DO NOT PASS GO AND DO NOT PLAY MONOPOLY: What we can learn through board games – Likin Simon Romero
In this class, we will see how to use board games as a pedagogical tool. Each class will be centered about a subject (history, economics, natural sciences, social justice, morality and ethics, among others). The students will play a game in class whose theme matches the corresponding subject. They will be asked to fill a short questionnaire about the board game that they played and its theme. As a final project, students will choose a topic and a board game, then develop supporting materials (such as brochures, reference cards, images, audio, questionnaires, etc.) that could be used in a classroom setting to teach the chosen topic. NOTE: This seminar will meet 6:20-8:10.
Natural Glasses – Doris Möncke
What do obsidian and amber have in common? Both are natural glasses, just like the silica skeleton of a deep-sea sponge or tektites and fulgurites which have been melted by meteorite impact or lightning. We want to explore natural glasses from their historic significance (having been used as tools and jewelry as early as the stone age), to differences and similarities in their structure and properties to how these materials inspire modern and future materials (biomimetics). We offer hands-on analysis of natural glasses by Electron Scanning Microscopy, X-ray diffraction, or spectroscopy; you will work with our TA and no special science background is required, though welcome. In class presentations will be complemented by posters and presentations of our artifacts for the AU Glass Museum which will be opened soon.

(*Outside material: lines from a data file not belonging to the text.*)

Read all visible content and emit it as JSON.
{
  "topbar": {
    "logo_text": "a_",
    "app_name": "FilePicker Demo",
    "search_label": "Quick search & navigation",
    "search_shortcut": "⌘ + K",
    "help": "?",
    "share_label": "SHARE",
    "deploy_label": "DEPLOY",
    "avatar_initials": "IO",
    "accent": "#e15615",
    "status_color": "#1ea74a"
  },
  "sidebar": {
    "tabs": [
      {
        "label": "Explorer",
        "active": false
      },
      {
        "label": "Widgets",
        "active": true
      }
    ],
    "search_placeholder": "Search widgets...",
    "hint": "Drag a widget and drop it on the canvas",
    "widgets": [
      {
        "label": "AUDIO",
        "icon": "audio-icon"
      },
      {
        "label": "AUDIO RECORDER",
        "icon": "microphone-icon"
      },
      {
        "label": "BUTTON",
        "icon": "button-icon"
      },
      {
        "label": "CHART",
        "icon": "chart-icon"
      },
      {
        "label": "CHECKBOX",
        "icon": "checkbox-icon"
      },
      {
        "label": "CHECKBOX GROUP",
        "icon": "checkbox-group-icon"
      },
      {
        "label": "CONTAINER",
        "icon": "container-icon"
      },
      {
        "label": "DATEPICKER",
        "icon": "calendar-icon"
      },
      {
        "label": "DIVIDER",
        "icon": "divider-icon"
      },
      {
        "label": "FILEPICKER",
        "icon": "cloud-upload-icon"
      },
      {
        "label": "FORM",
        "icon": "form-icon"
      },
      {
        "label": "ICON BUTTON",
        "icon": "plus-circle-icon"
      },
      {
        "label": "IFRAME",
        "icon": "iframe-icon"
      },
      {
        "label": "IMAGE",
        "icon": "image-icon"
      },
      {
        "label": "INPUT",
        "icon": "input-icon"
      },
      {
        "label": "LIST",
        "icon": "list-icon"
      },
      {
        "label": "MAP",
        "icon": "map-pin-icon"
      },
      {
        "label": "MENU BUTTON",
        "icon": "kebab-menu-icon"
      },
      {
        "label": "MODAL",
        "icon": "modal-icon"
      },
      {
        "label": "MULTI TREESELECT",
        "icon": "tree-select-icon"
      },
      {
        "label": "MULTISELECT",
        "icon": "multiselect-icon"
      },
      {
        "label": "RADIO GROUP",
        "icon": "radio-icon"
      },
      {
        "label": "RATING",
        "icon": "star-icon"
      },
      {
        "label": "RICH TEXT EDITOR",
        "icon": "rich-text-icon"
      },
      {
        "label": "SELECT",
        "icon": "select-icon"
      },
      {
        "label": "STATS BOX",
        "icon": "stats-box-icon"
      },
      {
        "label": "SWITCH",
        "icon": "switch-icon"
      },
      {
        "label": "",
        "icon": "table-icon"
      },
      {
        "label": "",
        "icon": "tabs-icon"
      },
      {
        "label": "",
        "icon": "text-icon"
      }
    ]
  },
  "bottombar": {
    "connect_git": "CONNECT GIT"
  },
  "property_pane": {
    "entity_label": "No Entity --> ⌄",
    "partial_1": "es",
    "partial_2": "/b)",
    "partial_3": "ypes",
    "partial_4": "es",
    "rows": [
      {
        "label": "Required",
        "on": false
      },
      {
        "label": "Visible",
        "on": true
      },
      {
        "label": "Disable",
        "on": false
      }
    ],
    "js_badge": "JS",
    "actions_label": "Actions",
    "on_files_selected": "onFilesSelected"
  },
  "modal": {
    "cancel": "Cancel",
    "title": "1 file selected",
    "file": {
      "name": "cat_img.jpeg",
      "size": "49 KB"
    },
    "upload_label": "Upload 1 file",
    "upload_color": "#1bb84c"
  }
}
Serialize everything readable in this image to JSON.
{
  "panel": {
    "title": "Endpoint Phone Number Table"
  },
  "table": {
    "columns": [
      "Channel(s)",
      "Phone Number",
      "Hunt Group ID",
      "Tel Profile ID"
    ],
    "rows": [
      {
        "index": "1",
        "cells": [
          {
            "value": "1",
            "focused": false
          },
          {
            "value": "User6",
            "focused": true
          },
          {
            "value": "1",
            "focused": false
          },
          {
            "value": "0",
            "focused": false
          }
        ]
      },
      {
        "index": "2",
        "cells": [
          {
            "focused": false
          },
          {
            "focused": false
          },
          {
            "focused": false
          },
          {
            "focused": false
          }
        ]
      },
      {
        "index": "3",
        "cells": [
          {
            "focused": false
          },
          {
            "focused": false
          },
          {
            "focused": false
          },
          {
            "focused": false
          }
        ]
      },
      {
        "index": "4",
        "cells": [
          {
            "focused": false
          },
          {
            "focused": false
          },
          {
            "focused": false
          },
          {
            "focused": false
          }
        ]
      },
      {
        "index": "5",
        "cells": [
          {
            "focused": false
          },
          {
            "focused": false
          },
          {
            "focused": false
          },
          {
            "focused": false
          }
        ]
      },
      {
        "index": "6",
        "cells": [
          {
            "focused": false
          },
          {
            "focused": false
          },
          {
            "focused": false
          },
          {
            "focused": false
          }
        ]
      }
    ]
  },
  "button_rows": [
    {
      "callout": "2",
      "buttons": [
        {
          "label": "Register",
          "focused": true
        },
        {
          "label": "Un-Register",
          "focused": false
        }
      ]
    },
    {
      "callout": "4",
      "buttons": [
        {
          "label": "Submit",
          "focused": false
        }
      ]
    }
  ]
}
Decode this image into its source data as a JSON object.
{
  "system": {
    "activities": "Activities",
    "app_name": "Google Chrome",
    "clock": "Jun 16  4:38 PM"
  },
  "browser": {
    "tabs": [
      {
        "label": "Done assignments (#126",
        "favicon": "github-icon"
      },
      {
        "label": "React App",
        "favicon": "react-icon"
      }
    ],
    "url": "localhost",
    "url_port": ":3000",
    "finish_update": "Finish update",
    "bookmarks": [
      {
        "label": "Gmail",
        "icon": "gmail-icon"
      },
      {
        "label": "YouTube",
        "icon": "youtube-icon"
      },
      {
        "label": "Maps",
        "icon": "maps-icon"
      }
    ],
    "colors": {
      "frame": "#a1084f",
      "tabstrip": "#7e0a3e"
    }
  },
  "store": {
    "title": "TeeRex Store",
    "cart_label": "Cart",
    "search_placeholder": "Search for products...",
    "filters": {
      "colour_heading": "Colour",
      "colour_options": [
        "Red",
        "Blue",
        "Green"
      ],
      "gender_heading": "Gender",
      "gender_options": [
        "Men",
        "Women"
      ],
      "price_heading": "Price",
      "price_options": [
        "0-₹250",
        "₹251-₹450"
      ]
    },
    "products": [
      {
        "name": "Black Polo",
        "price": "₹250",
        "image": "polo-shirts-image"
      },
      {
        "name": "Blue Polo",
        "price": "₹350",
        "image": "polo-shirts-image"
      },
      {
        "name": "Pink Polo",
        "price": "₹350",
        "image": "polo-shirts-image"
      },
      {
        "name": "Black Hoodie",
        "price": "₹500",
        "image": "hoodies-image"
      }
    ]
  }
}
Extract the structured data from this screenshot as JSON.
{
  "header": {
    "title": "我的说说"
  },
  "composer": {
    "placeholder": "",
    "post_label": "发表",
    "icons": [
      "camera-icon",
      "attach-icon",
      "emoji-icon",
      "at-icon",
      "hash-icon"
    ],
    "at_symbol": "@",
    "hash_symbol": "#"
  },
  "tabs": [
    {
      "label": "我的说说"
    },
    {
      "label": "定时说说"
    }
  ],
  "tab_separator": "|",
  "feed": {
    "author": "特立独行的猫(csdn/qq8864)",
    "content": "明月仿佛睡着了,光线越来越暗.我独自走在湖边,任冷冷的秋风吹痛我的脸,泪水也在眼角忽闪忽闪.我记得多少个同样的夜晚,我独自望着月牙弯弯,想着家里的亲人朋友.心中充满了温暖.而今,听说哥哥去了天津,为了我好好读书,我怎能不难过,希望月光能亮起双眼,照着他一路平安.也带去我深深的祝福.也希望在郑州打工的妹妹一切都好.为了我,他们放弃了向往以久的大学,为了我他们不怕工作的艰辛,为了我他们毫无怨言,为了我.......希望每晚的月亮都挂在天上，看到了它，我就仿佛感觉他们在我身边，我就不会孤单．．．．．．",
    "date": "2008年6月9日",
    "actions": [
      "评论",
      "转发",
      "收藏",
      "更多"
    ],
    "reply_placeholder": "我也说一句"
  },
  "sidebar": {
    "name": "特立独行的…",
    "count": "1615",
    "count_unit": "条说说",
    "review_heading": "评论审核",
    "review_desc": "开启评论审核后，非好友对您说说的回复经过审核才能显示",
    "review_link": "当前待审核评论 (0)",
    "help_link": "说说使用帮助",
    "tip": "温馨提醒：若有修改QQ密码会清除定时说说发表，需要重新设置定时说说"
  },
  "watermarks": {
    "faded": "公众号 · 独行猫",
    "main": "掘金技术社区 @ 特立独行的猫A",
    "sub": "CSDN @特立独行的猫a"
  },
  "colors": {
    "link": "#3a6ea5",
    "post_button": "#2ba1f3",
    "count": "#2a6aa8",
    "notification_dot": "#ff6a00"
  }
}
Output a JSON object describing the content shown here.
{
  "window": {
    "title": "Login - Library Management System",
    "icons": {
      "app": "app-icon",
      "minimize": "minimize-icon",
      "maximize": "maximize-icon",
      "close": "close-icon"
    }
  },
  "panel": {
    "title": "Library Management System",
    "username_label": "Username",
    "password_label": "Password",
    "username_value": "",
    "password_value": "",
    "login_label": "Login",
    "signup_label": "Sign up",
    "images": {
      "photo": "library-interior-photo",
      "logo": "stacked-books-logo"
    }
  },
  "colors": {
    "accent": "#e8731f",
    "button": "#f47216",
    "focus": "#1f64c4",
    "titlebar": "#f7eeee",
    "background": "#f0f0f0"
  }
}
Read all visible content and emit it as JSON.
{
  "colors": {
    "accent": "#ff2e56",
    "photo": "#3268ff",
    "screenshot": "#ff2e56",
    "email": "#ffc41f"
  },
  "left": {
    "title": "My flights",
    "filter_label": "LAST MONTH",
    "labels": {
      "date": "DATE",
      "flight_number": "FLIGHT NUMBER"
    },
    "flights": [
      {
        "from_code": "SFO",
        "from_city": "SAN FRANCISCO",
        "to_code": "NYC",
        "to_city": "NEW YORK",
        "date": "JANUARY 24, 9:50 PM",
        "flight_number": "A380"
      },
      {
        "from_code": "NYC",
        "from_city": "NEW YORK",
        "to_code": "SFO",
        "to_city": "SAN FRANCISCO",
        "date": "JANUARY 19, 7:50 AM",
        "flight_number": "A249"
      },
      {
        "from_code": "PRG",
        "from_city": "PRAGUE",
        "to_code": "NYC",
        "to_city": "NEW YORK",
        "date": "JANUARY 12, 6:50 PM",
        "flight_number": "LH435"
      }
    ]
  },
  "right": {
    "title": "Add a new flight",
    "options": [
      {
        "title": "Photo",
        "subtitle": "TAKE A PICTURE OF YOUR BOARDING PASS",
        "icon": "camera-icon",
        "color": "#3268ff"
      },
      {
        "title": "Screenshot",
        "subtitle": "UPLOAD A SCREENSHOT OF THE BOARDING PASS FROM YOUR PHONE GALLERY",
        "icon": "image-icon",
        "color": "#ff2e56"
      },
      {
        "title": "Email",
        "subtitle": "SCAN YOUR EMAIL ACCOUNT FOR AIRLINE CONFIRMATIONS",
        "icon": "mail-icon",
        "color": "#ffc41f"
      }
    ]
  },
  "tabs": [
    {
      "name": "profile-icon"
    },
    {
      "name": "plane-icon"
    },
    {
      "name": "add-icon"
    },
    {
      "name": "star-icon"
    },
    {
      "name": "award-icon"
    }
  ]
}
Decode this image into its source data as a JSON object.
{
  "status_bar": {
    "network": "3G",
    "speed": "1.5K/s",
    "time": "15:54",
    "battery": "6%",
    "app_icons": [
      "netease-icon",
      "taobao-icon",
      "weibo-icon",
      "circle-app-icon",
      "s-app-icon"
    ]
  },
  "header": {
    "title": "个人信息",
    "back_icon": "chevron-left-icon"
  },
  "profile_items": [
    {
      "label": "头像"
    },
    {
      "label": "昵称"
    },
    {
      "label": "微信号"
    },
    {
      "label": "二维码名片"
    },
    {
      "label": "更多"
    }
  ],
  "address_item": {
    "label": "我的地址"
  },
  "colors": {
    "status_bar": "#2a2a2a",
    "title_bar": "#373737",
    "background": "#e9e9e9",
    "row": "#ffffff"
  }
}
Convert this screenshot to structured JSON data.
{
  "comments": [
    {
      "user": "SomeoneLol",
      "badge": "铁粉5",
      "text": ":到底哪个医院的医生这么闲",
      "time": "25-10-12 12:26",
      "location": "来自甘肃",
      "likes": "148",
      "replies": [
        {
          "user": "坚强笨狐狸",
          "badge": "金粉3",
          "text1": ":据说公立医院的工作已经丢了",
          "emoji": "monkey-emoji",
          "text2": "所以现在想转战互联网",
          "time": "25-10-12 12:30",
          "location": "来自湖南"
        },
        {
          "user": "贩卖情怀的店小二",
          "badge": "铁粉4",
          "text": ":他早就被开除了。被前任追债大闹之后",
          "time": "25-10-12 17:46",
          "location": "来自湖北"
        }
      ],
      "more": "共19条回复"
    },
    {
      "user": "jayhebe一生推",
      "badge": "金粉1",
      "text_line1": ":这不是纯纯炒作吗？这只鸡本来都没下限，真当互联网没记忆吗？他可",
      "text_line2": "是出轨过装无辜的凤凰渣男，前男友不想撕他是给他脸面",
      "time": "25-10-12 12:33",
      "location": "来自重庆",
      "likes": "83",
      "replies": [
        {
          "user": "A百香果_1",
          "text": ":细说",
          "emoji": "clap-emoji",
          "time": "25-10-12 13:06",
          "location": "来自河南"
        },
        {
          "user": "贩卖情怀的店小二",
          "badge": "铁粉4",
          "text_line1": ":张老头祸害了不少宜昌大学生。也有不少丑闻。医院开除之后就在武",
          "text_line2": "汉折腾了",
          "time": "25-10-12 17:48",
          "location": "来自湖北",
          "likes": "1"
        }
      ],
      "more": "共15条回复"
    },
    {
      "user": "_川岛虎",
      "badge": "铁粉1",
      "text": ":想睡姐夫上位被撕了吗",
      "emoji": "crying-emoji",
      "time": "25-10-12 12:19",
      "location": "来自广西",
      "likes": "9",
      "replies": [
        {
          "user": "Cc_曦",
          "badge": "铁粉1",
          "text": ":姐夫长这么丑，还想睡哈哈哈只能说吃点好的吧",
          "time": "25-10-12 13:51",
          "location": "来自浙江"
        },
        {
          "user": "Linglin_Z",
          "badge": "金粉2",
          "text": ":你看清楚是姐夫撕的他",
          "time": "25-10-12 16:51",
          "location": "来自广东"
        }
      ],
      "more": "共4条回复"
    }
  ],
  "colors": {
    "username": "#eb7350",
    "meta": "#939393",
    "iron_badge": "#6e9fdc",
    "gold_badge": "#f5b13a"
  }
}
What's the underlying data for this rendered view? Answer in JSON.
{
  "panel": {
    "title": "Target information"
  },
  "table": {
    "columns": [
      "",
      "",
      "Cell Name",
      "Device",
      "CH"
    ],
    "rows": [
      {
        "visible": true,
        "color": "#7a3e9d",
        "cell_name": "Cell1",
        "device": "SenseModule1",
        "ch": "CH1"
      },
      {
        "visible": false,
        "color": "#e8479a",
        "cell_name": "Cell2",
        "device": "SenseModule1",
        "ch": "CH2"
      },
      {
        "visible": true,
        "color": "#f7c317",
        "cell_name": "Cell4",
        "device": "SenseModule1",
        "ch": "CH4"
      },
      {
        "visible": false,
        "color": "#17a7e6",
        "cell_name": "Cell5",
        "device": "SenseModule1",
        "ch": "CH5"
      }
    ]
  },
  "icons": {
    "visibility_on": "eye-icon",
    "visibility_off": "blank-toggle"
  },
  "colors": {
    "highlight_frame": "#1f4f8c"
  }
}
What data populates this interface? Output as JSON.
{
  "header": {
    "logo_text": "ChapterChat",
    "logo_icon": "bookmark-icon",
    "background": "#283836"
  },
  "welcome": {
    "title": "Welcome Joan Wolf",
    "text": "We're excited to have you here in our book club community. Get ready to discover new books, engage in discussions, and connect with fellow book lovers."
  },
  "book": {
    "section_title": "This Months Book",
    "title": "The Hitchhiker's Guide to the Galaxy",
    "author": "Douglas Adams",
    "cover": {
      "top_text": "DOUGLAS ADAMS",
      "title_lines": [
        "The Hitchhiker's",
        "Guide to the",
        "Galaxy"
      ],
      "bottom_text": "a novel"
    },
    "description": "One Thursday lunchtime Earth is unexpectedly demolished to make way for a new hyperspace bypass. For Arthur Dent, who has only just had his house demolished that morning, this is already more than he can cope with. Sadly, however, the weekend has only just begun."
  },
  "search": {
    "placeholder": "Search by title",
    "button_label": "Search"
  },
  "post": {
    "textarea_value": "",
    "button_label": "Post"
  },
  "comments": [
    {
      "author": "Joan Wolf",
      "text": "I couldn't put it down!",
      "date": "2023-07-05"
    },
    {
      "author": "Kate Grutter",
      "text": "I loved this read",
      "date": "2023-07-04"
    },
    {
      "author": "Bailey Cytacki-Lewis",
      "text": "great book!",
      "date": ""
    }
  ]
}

The Science of Baking – David Marsh
We will look at how bread, cake, and pastry are so different, despite being made of the same ingredients. In the same way that chemicals are made of different combinations of elements, we will learn how to create an endless number of delicious treats with just a few things in different ratios and mixed in different ways. Class time will be devoted to baking, so you can get hands-on experience. There will be short papers reflecting on each topic, and a final project where you invent a recipe and discuss it with the class. NOTE: The enrollment of this class will be limited to 12 students.
Training Methodology: Ancient Spartans to Spartan Racers – Tim Keenan
From ancient soldiers of Sparta and samurai of Japan, to marathon runners and triathletes, to today’s on-screen Batman and Wonder Woman, explore the evolution of training methodology among athletes of varying concentrations throughout history, including both the physical regimens and mental approaches, designed to achieve maximum success.
Weekly readings and videos will stimulate in-class discussions, and students will be asked to prepare one final presentation summarizing which techniques they found most intriguing, and whether there are any methods they might adopt themselves.